Sunday, November 18, 2018
The biological origin of our social behavior includes or should include philosophy, but philosopher's seem afraid of it
We can't reject rationalism any more
than we can reject empiricism or experience in finding the truth, we
need all the help we can get. And both religion and science are
useful in the quest for truth.
The biological origin of our social
behavior includes or should include philosophy, but philosopher's
seem afraid of it. Even the courageous Nietzsche ended up affirming
individualism and even narcissism because he did not seem to see the
biological origin of altruism or being-for-others which he hated.
The individual was and is best advanced
in group-selection, which is the origin of altruism.
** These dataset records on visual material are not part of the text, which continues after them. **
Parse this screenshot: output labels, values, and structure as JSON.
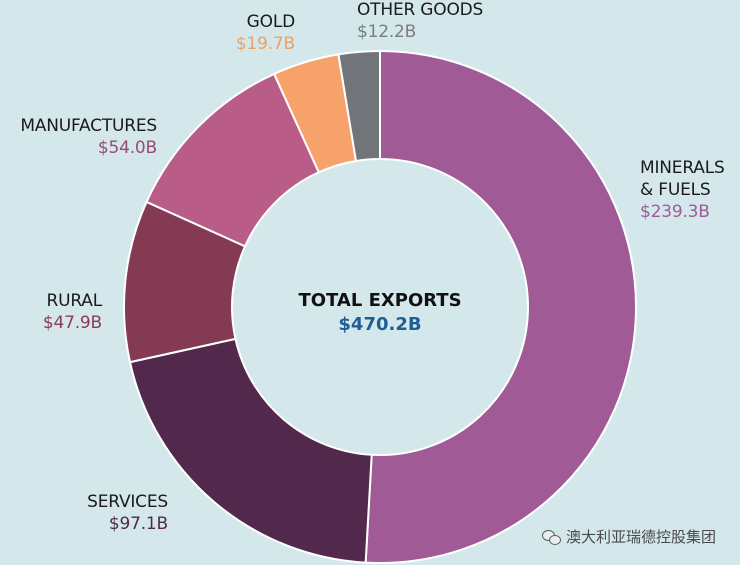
{
  "chart_data": {
    "type": "pie",
    "title": "",
    "center_label": "TOTAL EXPORTS",
    "center_value": "$470.2B",
    "total": 470.2,
    "slices": [
      {
        "label": "MINERALS & FUELS",
        "label_lines": [
          "MINERALS",
          "& FUELS"
        ],
        "value": 239.3,
        "value_label": "$239.3B",
        "color": "#a05a96",
        "label_color": "#a05a96"
      },
      {
        "label": "SERVICES",
        "label_lines": [
          "SERVICES"
        ],
        "value": 97.1,
        "value_label": "$97.1B",
        "color": "#52294d",
        "label_color": "#52294d"
      },
      {
        "label": "RURAL",
        "label_lines": [
          "RURAL"
        ],
        "value": 47.9,
        "value_label": "$47.9B",
        "color": "#833a52",
        "label_color": "#8a3a58"
      },
      {
        "label": "MANUFACTURES",
        "label_lines": [
          "MANUFACTURES"
        ],
        "value": 54.0,
        "value_label": "$54.0B",
        "color": "#b95c88",
        "label_color": "#9a4a78"
      },
      {
        "label": "GOLD",
        "label_lines": [
          "GOLD"
        ],
        "value": 19.7,
        "value_label": "$19.7B",
        "color": "#f7a26b",
        "label_color": "#f0a060"
      },
      {
        "label": "OTHER GOODS",
        "label_lines": [
          "OTHER GOODS"
        ],
        "value": 12.2,
        "value_label": "$12.2B",
        "color": "#717478",
        "label_color": "#7a7e84"
      }
    ]
  },
  "watermark": {
    "text": "澳大利亚瑞德控股集团",
    "icon": "wechat-icon"
  }
}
As
sociobiologist E.O. Wilson wrote, “Hereditary altruists form groups
so cooperative and well-organized as to out-compete non-altruists
groups.” Then individual selection usually moves toward excellence within the bonded group. I suppose World War Two
scared many postmodern philosophers away from the genetic base of
social behavior, but it need not have.
Rationality, empiricism, religion, and
science, can bring us to the theological materialism written about
here, as well as a few other odds and ends, including intuition and
art.
The kin-centered and ethnocentric
universal nature of basic human nature grounded in the biological
origin of our social behavior suggests an ethnopluralism of
ethnostates, where distinctively different ethnic groups can survive
and flourish being who they are, in their own skin. Who would object
to that, unless you want total imperial dominance of one group over
all the others, which in our crowded world usually ends up bonding all
groups together for a time to destroy the arrogant marauding group. It gets more complicated when the imperial-minded group takes over the social institutions from within, but the same biological
origin of their social behavior applies.